Timely identification of patients at a high risk of clinical deterioration is key to prioritizing care, allocating resources effectively, and preventing adverse outcomes. Vital signs–based, aggregate-weighted early warning systems are commonly used to predict the risk of outcomes related to cardiorespiratory instability and sepsis, which are strong predictors of poor outcomes and mortality. Machine learning models, which can incorporate trends and capture relationships among parameters that aggregate-weighted models cannot, have recently been showing promising results.
This study aimed to identify, summarize, and evaluate the available research, current state of utility, and challenges with machine learning–based early warning systems using vital signs to predict the risk of physiological deterioration in acutely ill patients, across acute and ambulatory care settings.
PubMed, CINAHL, Cochrane Library, Web of Science, Embase, and Google Scholar were searched for peer-reviewed, original studies with keywords related to “vital signs,” “clinical deterioration,” and “machine learning.” Included studies used patient vital signs along with demographics and described a machine learning model for predicting an outcome in acute and ambulatory care settings. Data were extracted following PRISMA, TRIPOD, and Cochrane Collaboration guidelines.
We identified 24 peer-reviewed studies from 417 articles for inclusion; 23 studies were retrospective, while 1 was prospective in nature. Care settings included general wards, intensive care units, emergency departments, step-down units, medical assessment units, postanesthetic wards, and home care. Machine learning models including logistic regression, tree-based methods, kernel-based methods, and neural networks were most commonly used to predict the risk of deterioration. The area under the curve for models ranged from 0.57 to 0.97.

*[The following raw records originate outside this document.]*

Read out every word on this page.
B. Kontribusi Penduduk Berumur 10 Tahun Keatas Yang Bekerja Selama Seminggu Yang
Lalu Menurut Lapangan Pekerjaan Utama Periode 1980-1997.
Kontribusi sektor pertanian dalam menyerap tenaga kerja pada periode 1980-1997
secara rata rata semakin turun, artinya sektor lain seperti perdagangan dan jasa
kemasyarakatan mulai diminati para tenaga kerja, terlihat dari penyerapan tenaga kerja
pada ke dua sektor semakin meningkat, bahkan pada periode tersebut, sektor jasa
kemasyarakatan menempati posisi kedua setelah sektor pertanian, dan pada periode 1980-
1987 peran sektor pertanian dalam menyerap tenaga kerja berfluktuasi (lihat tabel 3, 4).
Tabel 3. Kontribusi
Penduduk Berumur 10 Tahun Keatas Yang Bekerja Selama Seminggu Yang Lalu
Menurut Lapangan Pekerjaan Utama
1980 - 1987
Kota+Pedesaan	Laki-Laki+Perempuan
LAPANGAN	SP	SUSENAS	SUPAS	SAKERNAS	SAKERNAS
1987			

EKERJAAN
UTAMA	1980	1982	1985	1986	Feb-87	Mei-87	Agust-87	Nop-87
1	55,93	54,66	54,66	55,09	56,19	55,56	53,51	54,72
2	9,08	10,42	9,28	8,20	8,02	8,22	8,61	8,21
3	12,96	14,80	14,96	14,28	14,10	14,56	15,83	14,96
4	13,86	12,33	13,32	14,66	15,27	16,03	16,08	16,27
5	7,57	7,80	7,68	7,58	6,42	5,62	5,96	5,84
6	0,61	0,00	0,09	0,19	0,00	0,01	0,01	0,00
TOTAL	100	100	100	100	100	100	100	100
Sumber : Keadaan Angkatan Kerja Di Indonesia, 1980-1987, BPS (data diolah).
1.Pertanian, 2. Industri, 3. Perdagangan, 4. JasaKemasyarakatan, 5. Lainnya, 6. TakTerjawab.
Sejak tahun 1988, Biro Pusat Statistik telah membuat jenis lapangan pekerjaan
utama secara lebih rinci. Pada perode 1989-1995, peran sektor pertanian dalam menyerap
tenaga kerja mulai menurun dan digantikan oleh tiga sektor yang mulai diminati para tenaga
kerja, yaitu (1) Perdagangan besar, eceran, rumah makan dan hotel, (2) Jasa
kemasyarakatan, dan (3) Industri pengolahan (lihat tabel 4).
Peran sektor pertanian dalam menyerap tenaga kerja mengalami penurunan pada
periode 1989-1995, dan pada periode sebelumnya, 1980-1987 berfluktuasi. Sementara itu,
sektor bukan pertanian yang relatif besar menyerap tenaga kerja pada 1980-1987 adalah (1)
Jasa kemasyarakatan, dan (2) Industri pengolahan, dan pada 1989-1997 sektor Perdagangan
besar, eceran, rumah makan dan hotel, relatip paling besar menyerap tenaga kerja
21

In studies that compared performance, reported results suggest that machine learning–based early warning systems can achieve greater accuracy than aggregate-weighted early warning systems but several areas for further research were identified. While these models have the potential to provide clinical decision support, there is a need for standardized outcome measures to allow for rigorous evaluation of performance across models. Further research needs to address the interpretability of model outputs by clinicians, clinical efficacy of these systems through prospective study design, and their potential impact in different clinical settings.